Okay, now what? Pull the starter clutch and rotor from the spare engine.... Here we go again. Several hours later, I have a starter clutch and rotor in great condition. In fact, it appears as though the starter clutch bolt fix had already been done to the spare engine. Before I realized this, I pulled one of the bolts as I was going to match it up with a longer bolt. While looking at the bolt, I realized the end was mashed as if it had been peened over. Looking at the other bolts, they look like they had been peened also. Although the bolts could be a bit longer, these look really good. I did notice that when I took off the Flywheel puller, the center shaft forced it's way into the crankshaft and destroyed the bolt threads inside. Now, if I ever need to use the spare engine, I will have to replace the crankshaft.
I put the new rotor and starter clutch on the bike and torqued it down. On to the shift shaft seal. The drywall screw trick to removing the old seal didn't work. All it did was shred the old seal. I tried some dental tools I had lying around without success. What did finally work was an old paint can cover opener, you know, the kind you get free from the paint store when you buy a gallon of paint. With the old seal out and the new one in, all was looking good. A little Threebond 1104 and a new side cover gasket and it was all back together. 24 hours later, fresh synthetic oil and a trun of the key, it all started up nicely and charges as it is supposed to. The engine does sound a whole lot smoother, more like a happy sewing machine.

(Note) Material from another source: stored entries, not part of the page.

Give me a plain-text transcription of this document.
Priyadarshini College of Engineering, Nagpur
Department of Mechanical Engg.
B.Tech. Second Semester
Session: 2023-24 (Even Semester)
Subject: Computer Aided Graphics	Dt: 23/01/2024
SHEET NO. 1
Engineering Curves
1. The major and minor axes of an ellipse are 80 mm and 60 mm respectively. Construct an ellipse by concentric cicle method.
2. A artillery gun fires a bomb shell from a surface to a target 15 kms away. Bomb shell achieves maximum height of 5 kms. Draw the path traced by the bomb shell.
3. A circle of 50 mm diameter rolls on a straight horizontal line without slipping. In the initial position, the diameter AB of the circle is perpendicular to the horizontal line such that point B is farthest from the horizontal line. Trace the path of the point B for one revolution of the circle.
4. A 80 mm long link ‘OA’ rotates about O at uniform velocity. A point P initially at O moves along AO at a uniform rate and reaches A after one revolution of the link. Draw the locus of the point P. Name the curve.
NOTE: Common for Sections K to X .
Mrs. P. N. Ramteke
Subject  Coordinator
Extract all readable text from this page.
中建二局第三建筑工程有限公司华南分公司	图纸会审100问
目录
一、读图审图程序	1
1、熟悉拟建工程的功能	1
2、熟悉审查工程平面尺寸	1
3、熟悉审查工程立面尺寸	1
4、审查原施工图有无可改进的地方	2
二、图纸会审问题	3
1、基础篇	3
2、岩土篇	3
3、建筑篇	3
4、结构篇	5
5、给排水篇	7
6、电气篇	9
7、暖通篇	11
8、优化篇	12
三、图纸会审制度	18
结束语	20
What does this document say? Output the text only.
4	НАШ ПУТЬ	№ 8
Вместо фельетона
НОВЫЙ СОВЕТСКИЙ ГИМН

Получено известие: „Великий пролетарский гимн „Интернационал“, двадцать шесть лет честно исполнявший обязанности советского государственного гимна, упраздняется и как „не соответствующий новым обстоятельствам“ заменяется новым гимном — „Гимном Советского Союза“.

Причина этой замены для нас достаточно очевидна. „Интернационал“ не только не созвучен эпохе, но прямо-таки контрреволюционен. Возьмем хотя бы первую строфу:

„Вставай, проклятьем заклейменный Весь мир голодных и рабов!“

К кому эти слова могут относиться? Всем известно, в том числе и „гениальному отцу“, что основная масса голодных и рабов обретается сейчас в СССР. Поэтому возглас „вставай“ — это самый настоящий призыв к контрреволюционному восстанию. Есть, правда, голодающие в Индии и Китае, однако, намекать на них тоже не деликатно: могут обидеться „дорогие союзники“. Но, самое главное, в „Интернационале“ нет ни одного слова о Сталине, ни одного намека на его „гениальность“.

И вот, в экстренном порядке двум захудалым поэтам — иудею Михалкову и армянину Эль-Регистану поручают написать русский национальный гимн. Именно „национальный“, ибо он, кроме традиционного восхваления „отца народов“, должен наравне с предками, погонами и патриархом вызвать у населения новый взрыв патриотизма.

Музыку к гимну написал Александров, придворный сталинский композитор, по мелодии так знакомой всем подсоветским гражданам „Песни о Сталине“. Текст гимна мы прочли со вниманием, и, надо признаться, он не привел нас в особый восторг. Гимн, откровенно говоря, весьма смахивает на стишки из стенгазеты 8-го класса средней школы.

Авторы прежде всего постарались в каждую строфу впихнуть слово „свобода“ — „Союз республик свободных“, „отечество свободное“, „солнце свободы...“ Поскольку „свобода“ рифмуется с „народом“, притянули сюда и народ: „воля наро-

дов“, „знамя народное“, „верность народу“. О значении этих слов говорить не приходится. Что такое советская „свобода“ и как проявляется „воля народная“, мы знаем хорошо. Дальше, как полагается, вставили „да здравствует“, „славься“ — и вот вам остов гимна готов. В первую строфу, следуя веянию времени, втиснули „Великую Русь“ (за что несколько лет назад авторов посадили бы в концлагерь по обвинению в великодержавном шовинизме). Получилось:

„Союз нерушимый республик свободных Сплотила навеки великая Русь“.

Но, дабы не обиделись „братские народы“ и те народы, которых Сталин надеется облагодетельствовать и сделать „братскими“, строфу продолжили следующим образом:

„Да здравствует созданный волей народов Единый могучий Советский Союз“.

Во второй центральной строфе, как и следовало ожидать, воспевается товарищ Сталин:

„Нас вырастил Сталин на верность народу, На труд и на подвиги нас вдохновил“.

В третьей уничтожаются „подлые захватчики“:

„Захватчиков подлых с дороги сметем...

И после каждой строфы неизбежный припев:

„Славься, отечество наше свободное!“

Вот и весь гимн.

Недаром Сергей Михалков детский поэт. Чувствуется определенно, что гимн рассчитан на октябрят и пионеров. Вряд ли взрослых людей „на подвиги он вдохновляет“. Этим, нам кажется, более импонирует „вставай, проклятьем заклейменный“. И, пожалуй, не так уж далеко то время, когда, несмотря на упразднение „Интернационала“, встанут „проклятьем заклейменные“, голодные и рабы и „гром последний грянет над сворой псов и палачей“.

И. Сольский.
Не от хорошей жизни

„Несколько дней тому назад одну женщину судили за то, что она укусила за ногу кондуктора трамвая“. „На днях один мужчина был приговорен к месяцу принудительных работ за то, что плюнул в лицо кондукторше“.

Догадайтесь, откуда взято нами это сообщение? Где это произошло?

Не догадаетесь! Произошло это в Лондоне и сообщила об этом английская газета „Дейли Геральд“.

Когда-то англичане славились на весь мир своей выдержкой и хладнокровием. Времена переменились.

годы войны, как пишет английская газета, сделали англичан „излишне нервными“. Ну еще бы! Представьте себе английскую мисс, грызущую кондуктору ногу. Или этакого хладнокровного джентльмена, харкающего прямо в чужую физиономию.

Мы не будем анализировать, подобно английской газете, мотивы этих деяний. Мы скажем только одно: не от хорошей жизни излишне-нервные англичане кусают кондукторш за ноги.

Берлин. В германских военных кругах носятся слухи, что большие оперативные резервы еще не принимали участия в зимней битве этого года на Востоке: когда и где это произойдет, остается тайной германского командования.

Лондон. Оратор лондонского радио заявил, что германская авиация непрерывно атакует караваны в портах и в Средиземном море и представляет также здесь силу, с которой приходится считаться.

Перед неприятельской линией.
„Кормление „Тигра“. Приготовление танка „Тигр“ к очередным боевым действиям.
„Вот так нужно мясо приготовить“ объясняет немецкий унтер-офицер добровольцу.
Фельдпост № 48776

Now with all that done, I can't remember if I torqued and locktited the starter clutch bolt I took out. Well, if I didn't, it should hold together for another 20,000 miles when I will have to do it all over again. With a test ride, I found that I still have the front end wobble on deceleration. I am starting to think I will never get rid of that wobble. The next time I have a chance to work on the bike, I am going to crank down some more on the head bearings. I will also need to swap the forks back to my original forks as the replacement forks have a very bad leak in the seals. So bad that it is blowing fork oil onto the radiator. My old forks had good seals and the wobble apparently is not associated with the forks, so the old will work nicely.